Leicester chief Milan Mandaric, meanwhile, sent Paulo Sousa on his way after less than three months in the Foxes hotseat, installing former England boss Sven-Goran Eriksson as his successor.
Sousa's departure marked the seventh manager to have come and gone at the Walkers Stadium during Mandaric's tenure, and Bevan feels the hurried dismissals reduce the overall stability of the game.
"We lost another manager on Monday morning and it is a fairly mad world," said Bevan.
"I think a lot of the clubs need to take a step backwards and just think a bit more carefully because what happens when you remove the manager - whom (Arsenal Manager) Arsene Wenger said is the most important man at the club, otherwise why is he the first person you sack when things go wrong? - is that if you do not deliver continuity and give the manager time, what you do is destabilise the club.
"Worse than that is you just fuel the insanity of the sport that we have in football.
"That sends the wrong messages out to the people we should have investing in our clubs.
"The other issue is it takes so many guys out of work, and it takes then 16-17 months to get back into work."
Bevan feels there is no reason why home-grown candidates should not be in contention for the England managerial role when the Football Association replace Fabio Capello as boss at the end of the Italian's contract after Euro 2012.

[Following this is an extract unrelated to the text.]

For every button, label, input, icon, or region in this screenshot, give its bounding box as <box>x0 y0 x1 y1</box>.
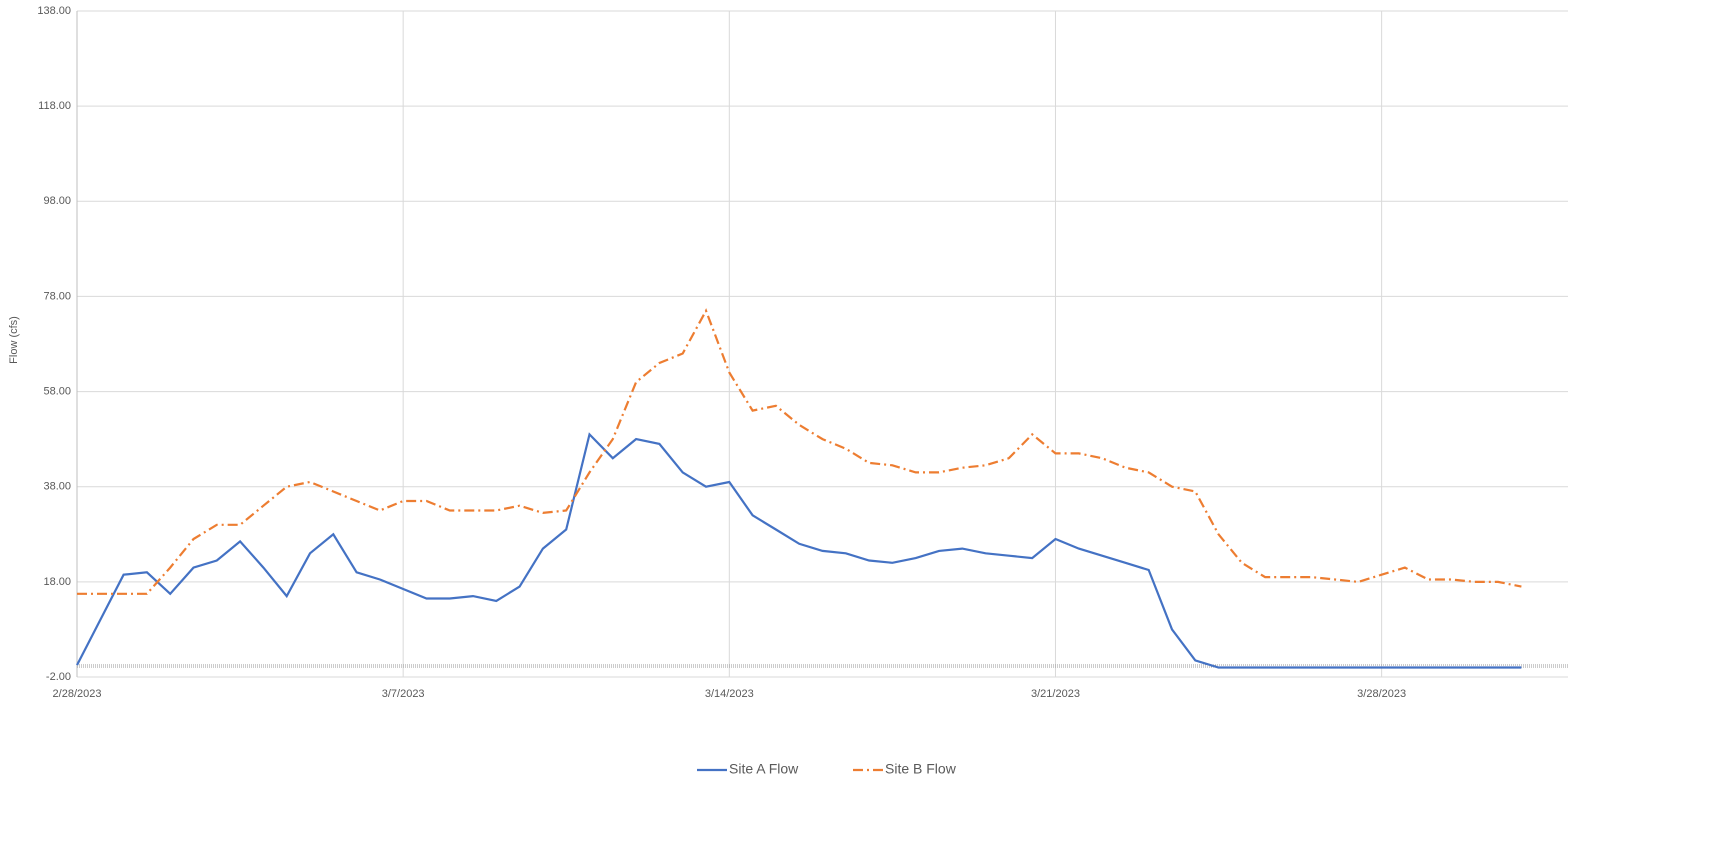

And he feels the completion of the long-awaited National Football Centre at Burton can only aid the development of both English players and coaches.
"We have about 62 English managers in the 92 clubs and a lot of those are up-and-coming young managers," he said.
"The trick for the FA is to make sure when it is time for Fabio Capello to step down as manager that they have a choice of a dozen or more managers who fit the bill, what you need to do is ensure you invest in them.
"At the moment, football invests zero in technical development of its coaches, that is in leadership, man management, commercialisation and understanding budgets - if you want to survive in League Two as a manager, then you probably need to understand what budget you have got and how the club operates commercially.
"The National Football Centre will deliver results for the young players and coaches coming through.
"At the moment we have 2,769 UEFA coaches in this country - Germany have 34,000, Italy 29,000, Spain 32,000.
"It is also about quality."
He added: "Coaches, managers, players will be going to the National Football Centre and getting good experiences.
"You hear a lot of the older guys talking about sitting down with Ron Greenwood at Lilleshall, with Bill Shankly in those days, and it is a focus point.
"It is not an Open University we want, it is a university focus point and that is what the National Football Centre will deliver."